Long-Term Persistence of Inappropriate Antidiuretic Hormone Secretion Following Minor Head Injury

Eur J Case Rep Intern Med. 2024 Nov 19;11(12):005028. doi: 10.12890/2024_005028. eCollection 2024.

Abstract

The syndrome of inappropriate antidiuretic hormone secretion (SIADH) is a common cause of euvolemic hyponatremia, resulting from non-osmotic release of antidiuretic hormone (ADH). SIADH is frequently associated with neurological conditions, including traumatic brain injury (TBI). TBI-associated SIADH usually develops within days to weeks and resolves within a few weeks. We present the case of a 74-year-old man who, after a fall resulting in TBI, initially had normal sodium levels. Fifteen days later, he developed moderate-to-severe hyponatremia (120 mmol/l) and significant neurological symptoms. Treatment with urea effectively normalized his sodium levels and resolved symptoms. However, recurrent hyponatremia persisted for over six months whenever urea treatment was discontinued. This unusual duration of TBI-associated SIADH underscores the importance of long-term follow-up in the management of post-traumatic hyponatremia.

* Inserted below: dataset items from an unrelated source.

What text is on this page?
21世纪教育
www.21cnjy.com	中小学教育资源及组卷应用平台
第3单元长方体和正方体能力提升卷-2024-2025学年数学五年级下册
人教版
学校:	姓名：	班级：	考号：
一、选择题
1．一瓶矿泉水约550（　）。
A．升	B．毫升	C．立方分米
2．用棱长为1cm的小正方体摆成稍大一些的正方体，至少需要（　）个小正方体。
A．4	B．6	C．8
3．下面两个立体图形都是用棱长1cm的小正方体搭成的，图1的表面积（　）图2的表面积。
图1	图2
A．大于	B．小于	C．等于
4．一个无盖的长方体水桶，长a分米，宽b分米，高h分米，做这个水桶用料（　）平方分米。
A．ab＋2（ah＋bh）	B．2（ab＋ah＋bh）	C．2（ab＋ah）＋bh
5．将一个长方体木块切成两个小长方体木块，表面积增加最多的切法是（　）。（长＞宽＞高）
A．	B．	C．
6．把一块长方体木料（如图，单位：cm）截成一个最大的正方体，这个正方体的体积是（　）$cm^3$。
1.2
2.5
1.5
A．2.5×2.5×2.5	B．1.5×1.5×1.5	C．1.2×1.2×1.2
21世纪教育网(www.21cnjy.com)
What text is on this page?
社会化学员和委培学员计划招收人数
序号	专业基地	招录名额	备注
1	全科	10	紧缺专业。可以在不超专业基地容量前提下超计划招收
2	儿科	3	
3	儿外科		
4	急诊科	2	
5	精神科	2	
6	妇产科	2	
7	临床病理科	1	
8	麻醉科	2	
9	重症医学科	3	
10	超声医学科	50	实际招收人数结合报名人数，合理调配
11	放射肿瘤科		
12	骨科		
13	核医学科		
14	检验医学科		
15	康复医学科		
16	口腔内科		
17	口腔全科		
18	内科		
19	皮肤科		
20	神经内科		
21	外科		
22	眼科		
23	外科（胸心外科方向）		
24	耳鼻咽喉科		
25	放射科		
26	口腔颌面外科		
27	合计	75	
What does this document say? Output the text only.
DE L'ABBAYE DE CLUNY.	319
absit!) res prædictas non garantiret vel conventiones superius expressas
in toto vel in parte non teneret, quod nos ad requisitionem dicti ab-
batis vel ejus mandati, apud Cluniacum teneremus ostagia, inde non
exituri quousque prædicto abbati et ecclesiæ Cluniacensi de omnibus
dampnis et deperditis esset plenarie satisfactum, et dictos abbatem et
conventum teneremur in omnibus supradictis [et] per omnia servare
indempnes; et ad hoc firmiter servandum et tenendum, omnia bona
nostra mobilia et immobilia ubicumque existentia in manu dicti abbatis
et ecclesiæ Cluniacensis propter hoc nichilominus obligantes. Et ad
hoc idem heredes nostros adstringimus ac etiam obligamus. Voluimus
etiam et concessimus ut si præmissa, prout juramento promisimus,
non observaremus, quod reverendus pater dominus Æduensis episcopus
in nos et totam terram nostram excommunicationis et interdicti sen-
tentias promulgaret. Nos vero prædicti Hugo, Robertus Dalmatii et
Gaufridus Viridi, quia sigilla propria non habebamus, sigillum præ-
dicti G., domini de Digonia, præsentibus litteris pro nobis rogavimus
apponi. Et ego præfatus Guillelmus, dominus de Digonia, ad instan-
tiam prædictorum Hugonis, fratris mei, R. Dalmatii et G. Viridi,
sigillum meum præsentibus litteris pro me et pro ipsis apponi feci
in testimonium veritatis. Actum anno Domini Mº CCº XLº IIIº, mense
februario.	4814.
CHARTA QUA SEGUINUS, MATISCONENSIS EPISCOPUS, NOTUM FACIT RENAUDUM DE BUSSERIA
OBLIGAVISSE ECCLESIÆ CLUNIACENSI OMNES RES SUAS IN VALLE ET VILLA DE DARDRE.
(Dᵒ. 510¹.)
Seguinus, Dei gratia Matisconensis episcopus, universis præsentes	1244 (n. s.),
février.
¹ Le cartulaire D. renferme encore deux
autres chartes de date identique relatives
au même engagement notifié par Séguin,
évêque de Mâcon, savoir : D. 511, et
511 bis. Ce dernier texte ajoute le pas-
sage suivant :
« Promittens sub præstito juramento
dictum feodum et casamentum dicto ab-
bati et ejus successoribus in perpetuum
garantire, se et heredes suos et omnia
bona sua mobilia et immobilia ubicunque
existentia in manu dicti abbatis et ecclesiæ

Learning points: While the syndrome of inappropriate antidiuretic hormone secretion (SIADH) is typically transient, it can persist after even minor head trauma, highlighting the importance of long-term follow-up in cases of post-traumatic hyponatremia.Urea therapy is effective and well-tolerated for managing chronic hyponatremia in SIADH, offering a sustainable long-term treatment option.Even mild hyponatremia can lead to subtle but impactful cognitive and motor symptoms.

Keywords: SIADH; hyponatremia; persistent hyponatremia; traumatic brain injury.